Szurmant Hendrik, Bunn Michael W, Cho Stephen H, Ordal George W
Department of Biochemistry, Colleges of Medicine and Liberal Arts and Sciences, University of Illinois, Urbana, IL 61801, USA.
J Mol Biol. 2004 Dec 3;344(4):919-28. doi: 10.1016/j.jmb.2004.09.093.
Previously, we characterized the organization of the transmembrane (TM) domain of the Bacillus subtilis chemoreceptor McpB using disulfide crosslinking. Cysteine residues were engineered into serial positions along the two helices through the membrane, TM1 and TM2, as well as double mutants in TM1 and TM2, and the extent of crosslinking determined to characterize the organization of the TM domain. In this study, the organization of the TM domain was studied in the presence and absence of ligand to address what ligand-induced structural changes occur. We found that asparagine caused changes in crosslinking rate on all residues along the TM1-TM1' helical interface, whereas the crosslinking rate for almost all residues along the TM2-TM2' interface did not change. These results indicated that helix TM1 rotated counterclockwise and that TM2 did not move in respect to TM2' in the dimer on binding asparagine. Interestingly, intramolecular crosslinking of paired substitutions in 34/280 and 38/273 were unaffected by asparagine, demonstrating that attractant binding to McpB did not induce a "piston-like" vertical displacement of TM2 as seen for Trg and Tar in Escherichia coli. However, these paired substitutions produced oligomeric forms of receptor in response to ligand. This must be due to a shift of the interface between different receptor dimers, within previously suggested trimers of dimers, or even higher order complexes. Furthermore, the extent of disulfide bond formation in the presence of asparagine was unaffected by the presence of the methyl-modification enzymes, CheB and CheR, or the coupling proteins, CheW and CheV, demonstrating that these proteins must have local structural effects on the cytoplasmic domain that is not translated to the entire receptor. Finally, disulfide bond formation was also unaffected by binding proline to McpC. We conclude that ligand-binding induced a conformational change in the TM domain of McpB dimers as an excitation signal that is likely propagated within the cytoplasmic region of receptors and that subsequent adaptational events do not affect this new TM domain conformation.
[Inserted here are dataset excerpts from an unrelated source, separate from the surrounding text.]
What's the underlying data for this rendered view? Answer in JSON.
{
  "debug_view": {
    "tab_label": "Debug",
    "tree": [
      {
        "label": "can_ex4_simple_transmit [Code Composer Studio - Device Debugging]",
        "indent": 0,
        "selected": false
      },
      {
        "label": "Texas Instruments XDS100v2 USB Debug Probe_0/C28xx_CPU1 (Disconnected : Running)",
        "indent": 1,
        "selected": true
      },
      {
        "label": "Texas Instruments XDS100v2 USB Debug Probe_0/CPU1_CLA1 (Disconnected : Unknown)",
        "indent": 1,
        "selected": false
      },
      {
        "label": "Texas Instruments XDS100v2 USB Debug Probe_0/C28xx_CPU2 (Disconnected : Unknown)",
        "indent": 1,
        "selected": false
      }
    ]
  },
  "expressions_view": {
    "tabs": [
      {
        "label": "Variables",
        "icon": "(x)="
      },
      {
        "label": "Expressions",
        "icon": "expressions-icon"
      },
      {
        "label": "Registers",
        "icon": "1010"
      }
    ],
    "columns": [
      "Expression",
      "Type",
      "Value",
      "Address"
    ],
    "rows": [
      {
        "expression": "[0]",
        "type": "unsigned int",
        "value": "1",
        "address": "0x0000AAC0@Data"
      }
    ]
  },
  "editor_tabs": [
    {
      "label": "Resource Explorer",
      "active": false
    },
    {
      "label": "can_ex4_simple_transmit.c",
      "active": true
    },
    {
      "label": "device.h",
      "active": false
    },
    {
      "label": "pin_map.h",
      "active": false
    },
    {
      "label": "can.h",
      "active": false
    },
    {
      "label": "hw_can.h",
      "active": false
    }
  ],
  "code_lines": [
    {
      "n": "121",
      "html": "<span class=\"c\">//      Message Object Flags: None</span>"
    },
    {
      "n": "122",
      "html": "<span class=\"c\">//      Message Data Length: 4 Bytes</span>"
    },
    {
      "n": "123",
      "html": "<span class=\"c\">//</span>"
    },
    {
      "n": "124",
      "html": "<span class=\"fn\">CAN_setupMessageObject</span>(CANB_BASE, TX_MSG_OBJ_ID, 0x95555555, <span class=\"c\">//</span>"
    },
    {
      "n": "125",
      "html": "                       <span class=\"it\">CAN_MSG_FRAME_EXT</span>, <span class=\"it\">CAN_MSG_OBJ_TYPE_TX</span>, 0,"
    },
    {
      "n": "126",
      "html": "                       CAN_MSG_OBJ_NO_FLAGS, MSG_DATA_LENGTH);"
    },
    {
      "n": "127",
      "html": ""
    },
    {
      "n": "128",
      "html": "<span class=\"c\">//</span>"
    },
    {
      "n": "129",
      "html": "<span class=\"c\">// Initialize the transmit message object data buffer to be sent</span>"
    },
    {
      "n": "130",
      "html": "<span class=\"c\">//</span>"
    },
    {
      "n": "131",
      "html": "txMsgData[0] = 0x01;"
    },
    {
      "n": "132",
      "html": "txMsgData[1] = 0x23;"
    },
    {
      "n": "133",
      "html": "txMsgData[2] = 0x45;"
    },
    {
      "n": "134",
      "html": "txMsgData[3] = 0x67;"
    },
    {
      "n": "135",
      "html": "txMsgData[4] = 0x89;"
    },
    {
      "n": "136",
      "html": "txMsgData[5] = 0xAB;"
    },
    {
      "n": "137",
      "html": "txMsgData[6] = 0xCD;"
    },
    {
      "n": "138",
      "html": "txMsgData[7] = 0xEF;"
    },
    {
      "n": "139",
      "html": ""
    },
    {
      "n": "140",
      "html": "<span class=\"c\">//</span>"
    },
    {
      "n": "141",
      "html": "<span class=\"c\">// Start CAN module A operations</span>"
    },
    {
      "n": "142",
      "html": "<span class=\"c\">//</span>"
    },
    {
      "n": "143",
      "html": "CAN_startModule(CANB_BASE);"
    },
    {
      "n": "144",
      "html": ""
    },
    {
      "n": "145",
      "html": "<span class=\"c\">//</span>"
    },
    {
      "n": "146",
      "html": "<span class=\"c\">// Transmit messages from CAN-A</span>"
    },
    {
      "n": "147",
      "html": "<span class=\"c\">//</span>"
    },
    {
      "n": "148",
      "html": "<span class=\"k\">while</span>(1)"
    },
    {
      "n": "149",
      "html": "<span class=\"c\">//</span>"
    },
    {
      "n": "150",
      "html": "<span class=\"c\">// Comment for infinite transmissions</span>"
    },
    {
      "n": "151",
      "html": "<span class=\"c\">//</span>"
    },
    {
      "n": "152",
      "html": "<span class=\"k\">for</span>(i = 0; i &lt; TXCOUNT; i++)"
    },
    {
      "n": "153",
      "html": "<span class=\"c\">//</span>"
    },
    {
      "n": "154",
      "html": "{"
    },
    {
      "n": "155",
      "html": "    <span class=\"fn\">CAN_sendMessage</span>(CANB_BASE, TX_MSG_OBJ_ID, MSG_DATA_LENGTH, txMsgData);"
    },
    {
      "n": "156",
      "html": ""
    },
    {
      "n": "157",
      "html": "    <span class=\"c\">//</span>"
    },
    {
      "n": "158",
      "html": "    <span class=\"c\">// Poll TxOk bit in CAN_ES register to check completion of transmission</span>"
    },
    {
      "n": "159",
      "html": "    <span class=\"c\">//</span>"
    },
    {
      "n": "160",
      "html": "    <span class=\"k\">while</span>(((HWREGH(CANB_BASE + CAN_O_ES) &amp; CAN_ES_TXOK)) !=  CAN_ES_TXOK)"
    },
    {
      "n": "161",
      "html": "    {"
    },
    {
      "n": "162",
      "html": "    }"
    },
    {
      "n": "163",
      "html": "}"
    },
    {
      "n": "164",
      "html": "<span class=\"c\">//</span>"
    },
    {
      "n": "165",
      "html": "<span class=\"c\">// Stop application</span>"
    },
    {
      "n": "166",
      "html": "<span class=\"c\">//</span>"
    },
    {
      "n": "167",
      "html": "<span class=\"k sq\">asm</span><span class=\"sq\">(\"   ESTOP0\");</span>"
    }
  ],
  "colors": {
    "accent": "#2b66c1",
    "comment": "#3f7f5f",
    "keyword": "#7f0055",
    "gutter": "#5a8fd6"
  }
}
此前,我们利用二硫键交联对枯草芽孢杆菌化学感受器McpB的跨膜(TM)结构域的组织进行了表征。沿着穿过膜的两条螺旋(TM1和TM2),将半胱氨酸残基工程化到连续位置,以及TM1和TM2中的双突变体,并确定交联程度以表征TM结构域的组织。在本研究中,在有配体和无配体的情况下研究了TM结构域的组织,以探讨发生了哪些配体诱导的结构变化。我们发现,天冬酰胺导致沿着TM1-TM1'螺旋界面的所有残基的交联速率发生变化,而沿着TM2-TM2'界面的几乎所有残基的交联速率没有变化。这些结果表明,在结合天冬酰胺时,螺旋TM1逆时针旋转,而TM2相对于二聚体中的TM2'没有移动。有趣的是,34/280和38/273中配对取代的分子内交联不受天冬酰胺的影响,这表明吸引剂与McpB的结合不会像在大肠杆菌的Trg和Tar中那样诱导TM2的“活塞样”垂直位移。然而,这些配对取代会响应配体产生受体的寡聚形式。这一定是由于在先前提出的二聚体三聚体甚至更高阶复合物中不同受体二聚体之间的界面发生了移动。此外,在天冬酰胺存在下二硫键形成的程度不受甲基修饰酶CheB和CheR或偶联蛋白CheW和CheV的存在的影响,这表明这些蛋白一定对细胞质结构域有局部结构影响,而不会传递到整个受体。最后,二硫键的形成也不受脯氨酸与McpC结合的影响。我们得出结论,配体结合在McpB二聚体的TM结构域中诱导了构象变化,作为一种可能在受体细胞质区域内传播的激发信号,并且随后的适应事件不会影响这种新的TM结构域构象。